You're already 99% of the way there, you're just have the order of operations wrong.
What you're doing is sRGB -> linear perceived luminance space -> sRGB (greyscale, where R=G=B) -> dithering
When you should be applying dithering in the linear perceived luminance space, then covering the dithered image back into sRGB space.
It's not about order of operations; there is simply no linearization of sRGB happening or mentioned in the article.
I.e. it's not ordering of operation but absence of an operation that is the issue.
> ... -> linear perceived luminance space -> ...
"Perceptual" luminance is not a concept used anywhere. Luminance is, by definition, linear [1].
When we talk about color, something can either be linear or perceptual. Not both. "Perceptual" refers to "how humans perceive something" and the human visual system is non-linear.

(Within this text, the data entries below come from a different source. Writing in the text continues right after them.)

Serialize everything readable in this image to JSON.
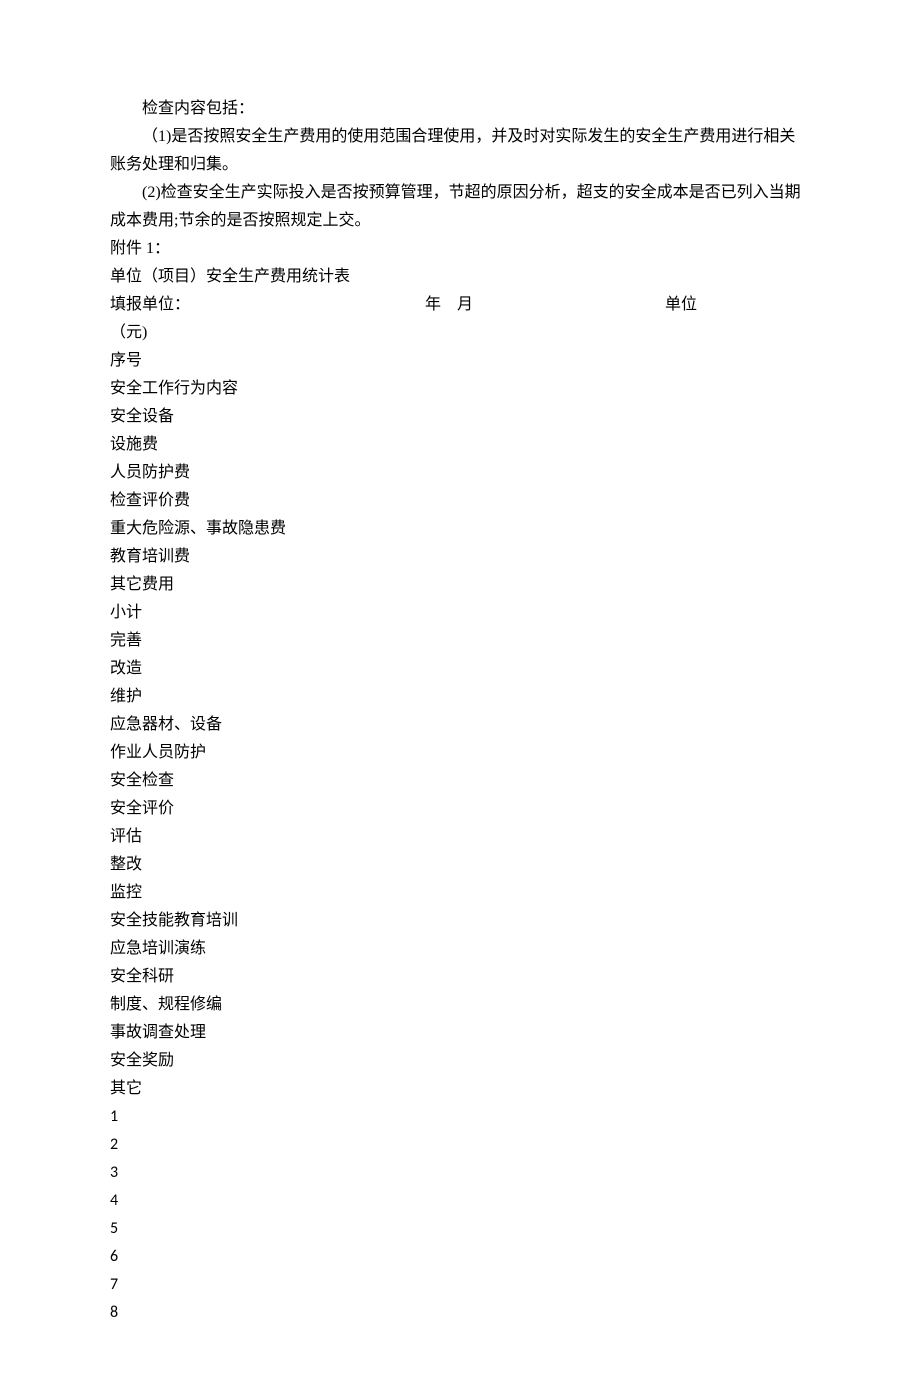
{
  "paragraphs": {
    "p1": "检查内容包括：",
    "p2": "（1)是否按照安全生产费用的使用范围合理使用，并及时对实际发生的安全生产费用进行相关账务处理和归集。",
    "p3": "(2)检查安全生产实际投入是否按预算管理，节超的原因分析，超支的安全成本是否已列入当期成本费用;节余的是否按照规定上交。"
  },
  "attachment_label": "附件 1：",
  "table_title": "单位（项目）安全生产费用统计表",
  "form": {
    "unit_label": "填报单位：",
    "year": "年",
    "month": "月",
    "unit": "单位",
    "yuan": "（元)"
  },
  "headers": [
    "序号",
    "安全工作行为内容",
    "安全设备",
    "设施费",
    "人员防护费",
    "检查评价费",
    "重大危险源、事故隐患费",
    "教育培训费",
    "其它费用",
    "小计",
    "完善",
    "改造",
    "维护",
    "应急器材、设备",
    "作业人员防护",
    "安全检查",
    "安全评价",
    "评估",
    "整改",
    "监控",
    "安全技能教育培训",
    "应急培训演练",
    "安全科研",
    "制度、规程修编",
    "事故调查处理",
    "安全奖励",
    "其它"
  ],
  "rows": [
    "1",
    "2",
    "3",
    "4",
    "5",
    "6",
    "7",
    "8"
  ]
}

Relative luminance [2] (what people refer to as grayscale) and what we're dealing with in the post, is still linear. So the order of operations is:
sRGB non-linear -> sRGB linear -> grayscale -> dither
After the dithering no conversion back to sRGB is necessary for the case at hand because all pixels are black or white and the sRGB transfer function for the inputs 0 and 1 has the outputs 0 and 1.
See also [3]. You only would re-apply a sRGB linear -> sRGB non-linear transform if you didn't dither to black and white after the grayscale conversion. I.e. in the case at hand: if you dithered the 8bit grayscale to n bit grayscale with 1 < n < 8.